The vast Oxford handbooks remain significant. These two volumes do much to maintain the general impression: designed for university libraries and teaching bibliographies, they establish the state of the art in terms of current scholarship and give a solid place to those who are now busily at work. Karl Barth is enjoying some favour today in western departments of theology while Bonhoeffer remains a constant fascination for modern theologians and historians. The question arises as to where these two formidable figures come to rest in the categories of academic life. Both were intellectuals who made decisive contributions to the realm of theology but were also active participants in the history of their times. What value have two such volumes for the ecclesiastical historian?
The Barth Handbook first offers a ‘contextual’ treatment (‘The Young Barth’, ‘Barth in Germany’, ‘Barth the Elder’) by three essential German scholars, Frank Jehle, Eberhard Busch and Hans-Anton Drewes. Then his ideas are firmly set in historical contexts of intellectual thought: chronological (patristic, medieval and Reformation), confessional and political. There follows a substantial section on ‘Dogmatic loci’, which captures Barth's place in a succession of theological themes (God, Jesus Christ, Sin and Evil and so forth). ‘Thinking after Barth’ opens the door to subsequent reflections, some of them bold (‘the racial imaginary’, modern moral philosophy, public life and hermeneutics, preaching, culture and Judaism. At the very end we find Barth's wider significance in the two contexts of Protestant and Roman Catholic theology.
In the Bonhoeffer Handbook, the historical approaches are, predictably, more insistent.
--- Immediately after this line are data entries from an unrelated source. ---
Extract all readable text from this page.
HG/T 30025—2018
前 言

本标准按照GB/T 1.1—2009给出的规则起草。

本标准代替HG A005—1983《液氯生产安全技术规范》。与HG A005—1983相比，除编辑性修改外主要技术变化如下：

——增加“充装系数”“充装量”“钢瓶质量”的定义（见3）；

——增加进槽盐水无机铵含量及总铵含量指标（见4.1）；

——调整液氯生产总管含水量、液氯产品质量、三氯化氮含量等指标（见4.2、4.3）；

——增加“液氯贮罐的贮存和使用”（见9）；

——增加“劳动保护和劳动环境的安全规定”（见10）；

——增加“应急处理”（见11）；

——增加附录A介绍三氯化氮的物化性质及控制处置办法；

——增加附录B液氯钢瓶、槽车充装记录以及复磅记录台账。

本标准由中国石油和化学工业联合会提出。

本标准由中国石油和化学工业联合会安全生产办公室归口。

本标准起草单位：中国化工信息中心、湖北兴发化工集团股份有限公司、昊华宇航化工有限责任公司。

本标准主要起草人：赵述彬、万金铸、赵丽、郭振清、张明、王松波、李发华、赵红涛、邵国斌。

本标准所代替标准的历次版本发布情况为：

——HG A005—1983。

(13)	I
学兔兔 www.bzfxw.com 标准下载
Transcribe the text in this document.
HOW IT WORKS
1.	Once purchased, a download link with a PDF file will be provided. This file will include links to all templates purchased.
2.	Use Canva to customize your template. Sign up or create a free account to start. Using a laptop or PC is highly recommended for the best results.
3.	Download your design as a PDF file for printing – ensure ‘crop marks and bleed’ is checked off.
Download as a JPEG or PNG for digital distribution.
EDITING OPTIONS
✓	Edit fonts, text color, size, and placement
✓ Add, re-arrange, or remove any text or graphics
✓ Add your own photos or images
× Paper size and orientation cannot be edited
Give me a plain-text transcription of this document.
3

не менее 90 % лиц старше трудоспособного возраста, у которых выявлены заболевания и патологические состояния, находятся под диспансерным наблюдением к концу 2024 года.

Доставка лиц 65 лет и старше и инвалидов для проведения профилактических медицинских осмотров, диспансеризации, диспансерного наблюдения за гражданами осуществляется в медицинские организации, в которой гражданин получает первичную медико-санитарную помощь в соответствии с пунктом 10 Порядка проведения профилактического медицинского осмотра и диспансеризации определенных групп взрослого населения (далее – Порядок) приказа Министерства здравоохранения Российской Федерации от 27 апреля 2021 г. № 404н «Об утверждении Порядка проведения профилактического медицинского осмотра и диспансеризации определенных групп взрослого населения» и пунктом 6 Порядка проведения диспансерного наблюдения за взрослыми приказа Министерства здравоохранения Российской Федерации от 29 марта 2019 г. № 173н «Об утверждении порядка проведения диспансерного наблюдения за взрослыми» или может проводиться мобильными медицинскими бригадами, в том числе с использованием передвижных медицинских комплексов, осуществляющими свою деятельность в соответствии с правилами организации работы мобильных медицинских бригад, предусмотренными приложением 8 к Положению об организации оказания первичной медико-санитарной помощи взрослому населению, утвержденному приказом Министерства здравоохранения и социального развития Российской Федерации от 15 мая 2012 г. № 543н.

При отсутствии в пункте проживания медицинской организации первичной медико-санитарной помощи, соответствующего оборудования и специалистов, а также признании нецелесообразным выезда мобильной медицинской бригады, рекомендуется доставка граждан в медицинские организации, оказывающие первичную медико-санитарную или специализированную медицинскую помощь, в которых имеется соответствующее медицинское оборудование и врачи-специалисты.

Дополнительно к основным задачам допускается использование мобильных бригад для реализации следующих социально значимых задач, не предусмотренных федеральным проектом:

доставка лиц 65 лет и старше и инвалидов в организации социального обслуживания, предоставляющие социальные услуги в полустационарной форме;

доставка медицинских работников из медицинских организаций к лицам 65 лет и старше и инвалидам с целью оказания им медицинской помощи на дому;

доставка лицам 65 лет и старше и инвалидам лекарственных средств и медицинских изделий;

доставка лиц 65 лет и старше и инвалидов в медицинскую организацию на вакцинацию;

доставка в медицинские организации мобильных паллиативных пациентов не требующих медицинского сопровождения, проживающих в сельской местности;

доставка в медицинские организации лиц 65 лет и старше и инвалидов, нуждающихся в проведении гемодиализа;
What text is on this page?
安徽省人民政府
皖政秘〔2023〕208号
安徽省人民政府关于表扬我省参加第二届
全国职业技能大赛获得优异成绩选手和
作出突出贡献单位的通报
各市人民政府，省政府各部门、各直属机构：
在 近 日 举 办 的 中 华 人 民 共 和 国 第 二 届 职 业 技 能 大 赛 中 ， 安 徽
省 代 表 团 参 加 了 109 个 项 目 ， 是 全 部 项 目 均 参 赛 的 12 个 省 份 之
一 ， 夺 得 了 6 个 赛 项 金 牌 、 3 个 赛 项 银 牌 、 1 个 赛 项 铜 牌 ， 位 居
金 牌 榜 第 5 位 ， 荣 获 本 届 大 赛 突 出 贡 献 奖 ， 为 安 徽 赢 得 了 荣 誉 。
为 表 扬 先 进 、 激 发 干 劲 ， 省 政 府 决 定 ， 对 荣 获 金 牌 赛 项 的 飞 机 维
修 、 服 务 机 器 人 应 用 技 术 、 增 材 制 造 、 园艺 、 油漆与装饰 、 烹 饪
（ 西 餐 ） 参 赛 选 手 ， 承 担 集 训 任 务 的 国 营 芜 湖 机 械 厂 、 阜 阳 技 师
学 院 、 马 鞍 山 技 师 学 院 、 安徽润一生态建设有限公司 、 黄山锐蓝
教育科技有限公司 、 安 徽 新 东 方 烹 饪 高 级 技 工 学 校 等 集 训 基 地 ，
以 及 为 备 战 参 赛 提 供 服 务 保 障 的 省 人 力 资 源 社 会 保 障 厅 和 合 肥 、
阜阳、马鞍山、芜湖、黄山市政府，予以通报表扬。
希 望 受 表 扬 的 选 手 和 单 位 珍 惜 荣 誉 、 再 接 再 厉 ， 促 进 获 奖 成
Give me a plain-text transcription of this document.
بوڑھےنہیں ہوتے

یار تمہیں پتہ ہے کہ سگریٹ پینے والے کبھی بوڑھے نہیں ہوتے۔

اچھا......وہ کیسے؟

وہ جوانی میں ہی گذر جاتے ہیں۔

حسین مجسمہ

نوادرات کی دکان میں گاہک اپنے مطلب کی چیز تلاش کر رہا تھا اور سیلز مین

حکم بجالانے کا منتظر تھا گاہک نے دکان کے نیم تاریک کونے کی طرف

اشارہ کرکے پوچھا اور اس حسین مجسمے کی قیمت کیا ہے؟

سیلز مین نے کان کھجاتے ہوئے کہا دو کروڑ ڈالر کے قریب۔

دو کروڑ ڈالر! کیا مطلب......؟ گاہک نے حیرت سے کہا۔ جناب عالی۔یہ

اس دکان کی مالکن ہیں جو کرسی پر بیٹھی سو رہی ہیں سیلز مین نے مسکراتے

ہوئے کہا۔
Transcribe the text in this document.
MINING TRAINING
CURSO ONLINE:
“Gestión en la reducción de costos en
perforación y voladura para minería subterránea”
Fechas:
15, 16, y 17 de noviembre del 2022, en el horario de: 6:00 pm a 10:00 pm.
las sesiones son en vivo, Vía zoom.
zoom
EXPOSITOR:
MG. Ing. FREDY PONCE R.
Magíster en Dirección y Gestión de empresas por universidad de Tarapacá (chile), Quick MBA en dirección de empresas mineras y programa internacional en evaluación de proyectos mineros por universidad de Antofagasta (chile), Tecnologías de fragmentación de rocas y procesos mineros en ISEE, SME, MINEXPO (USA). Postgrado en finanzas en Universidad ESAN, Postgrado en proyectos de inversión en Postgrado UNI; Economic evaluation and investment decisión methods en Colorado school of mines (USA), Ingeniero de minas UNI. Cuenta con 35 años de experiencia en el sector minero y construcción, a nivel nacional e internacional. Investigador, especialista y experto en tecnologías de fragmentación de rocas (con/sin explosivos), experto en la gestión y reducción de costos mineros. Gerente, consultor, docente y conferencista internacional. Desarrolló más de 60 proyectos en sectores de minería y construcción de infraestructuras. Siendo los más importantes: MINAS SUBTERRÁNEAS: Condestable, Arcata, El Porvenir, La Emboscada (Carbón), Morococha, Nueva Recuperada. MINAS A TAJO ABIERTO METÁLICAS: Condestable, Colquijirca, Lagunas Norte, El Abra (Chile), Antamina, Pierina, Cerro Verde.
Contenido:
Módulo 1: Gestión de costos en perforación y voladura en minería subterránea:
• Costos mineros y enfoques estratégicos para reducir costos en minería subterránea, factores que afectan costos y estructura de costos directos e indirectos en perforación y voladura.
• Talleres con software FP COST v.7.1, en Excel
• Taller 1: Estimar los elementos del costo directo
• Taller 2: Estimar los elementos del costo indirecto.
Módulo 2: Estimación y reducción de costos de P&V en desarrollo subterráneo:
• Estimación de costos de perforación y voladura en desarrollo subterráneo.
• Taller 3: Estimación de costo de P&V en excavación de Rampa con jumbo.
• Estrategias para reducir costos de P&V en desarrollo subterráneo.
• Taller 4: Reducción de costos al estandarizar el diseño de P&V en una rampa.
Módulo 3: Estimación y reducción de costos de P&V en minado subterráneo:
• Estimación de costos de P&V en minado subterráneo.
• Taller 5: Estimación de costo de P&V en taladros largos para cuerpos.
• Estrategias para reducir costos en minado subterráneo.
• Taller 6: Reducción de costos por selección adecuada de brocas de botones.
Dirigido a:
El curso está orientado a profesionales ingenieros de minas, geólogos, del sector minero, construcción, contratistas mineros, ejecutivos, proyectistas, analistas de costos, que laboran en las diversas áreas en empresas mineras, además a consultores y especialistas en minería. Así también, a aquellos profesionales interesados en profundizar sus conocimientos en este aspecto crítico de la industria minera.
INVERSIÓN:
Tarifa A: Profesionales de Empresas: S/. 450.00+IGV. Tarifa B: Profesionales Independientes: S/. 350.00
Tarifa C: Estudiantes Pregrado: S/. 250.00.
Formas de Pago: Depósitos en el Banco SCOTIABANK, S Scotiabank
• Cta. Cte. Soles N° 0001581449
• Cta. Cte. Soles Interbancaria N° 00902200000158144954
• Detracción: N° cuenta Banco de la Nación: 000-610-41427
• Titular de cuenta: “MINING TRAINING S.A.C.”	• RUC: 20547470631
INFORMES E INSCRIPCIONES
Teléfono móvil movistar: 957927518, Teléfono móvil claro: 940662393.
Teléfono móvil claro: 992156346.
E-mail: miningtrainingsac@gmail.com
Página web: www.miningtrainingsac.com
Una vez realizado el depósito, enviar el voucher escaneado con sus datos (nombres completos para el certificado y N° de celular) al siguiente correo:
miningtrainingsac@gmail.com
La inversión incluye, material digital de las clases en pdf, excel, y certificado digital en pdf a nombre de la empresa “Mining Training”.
A substantial part i offers eight chapters on ‘Life and Context’ (including one on the German church struggle and another locating Bonhoeffer clearly in circles of resistance, often in spite of hagiographical claims). Part ii explores Bonhoeffer's ‘Theology and Doctrine’ (God, the Holy Spirit, Creation eschatology). Then comes a section on ‘Ethics and Public Life’ and then another on ‘Thinking after Bonhoeffer’ (looking to feminism, race, South Africa and global contexts, contemporary philosophy). Finally, a useful section on ‘Studying Bonhoeffer’ navigates the fields of material, primary and secondary, and acknowledges the importance not simply of reading Bonhoeffer but seeing how others have read and represented him. The figures of the International Bonhoeffer Society are very much a presence throughout, and the volume draws fully from that extraordinary, indeed heroic, odyssey of the Dietrich Bonhoeffer Works, in the largely parallel editions produced in Germany between 1986 and 1999 and in the United States between 1996 and 2014.
These two volumes certainly show to what extent Barth and Bonhoeffer continue to inspire new discussions within theology faculties. Both also reveal the extent to which North American scholarship now defines and dominates the field. Of the thirty-two contributors to the Handbook on Karl Barth, twenty-three are to be found there; of the thirty-two contributors to the Handbook on Dietrich Bonhoeffer, the number is fifteen. To the Australian Mark Lindsay belongs the distinction of contributing to both volumes. There is much of substance here that confirms the wisdom of those long established as leading lights. Other names achieve much, if not more, in extending the scope of the general reflection. To be sure, the conventional historical picture is not very much altered by anything here. Even so, church historians will certainly take note.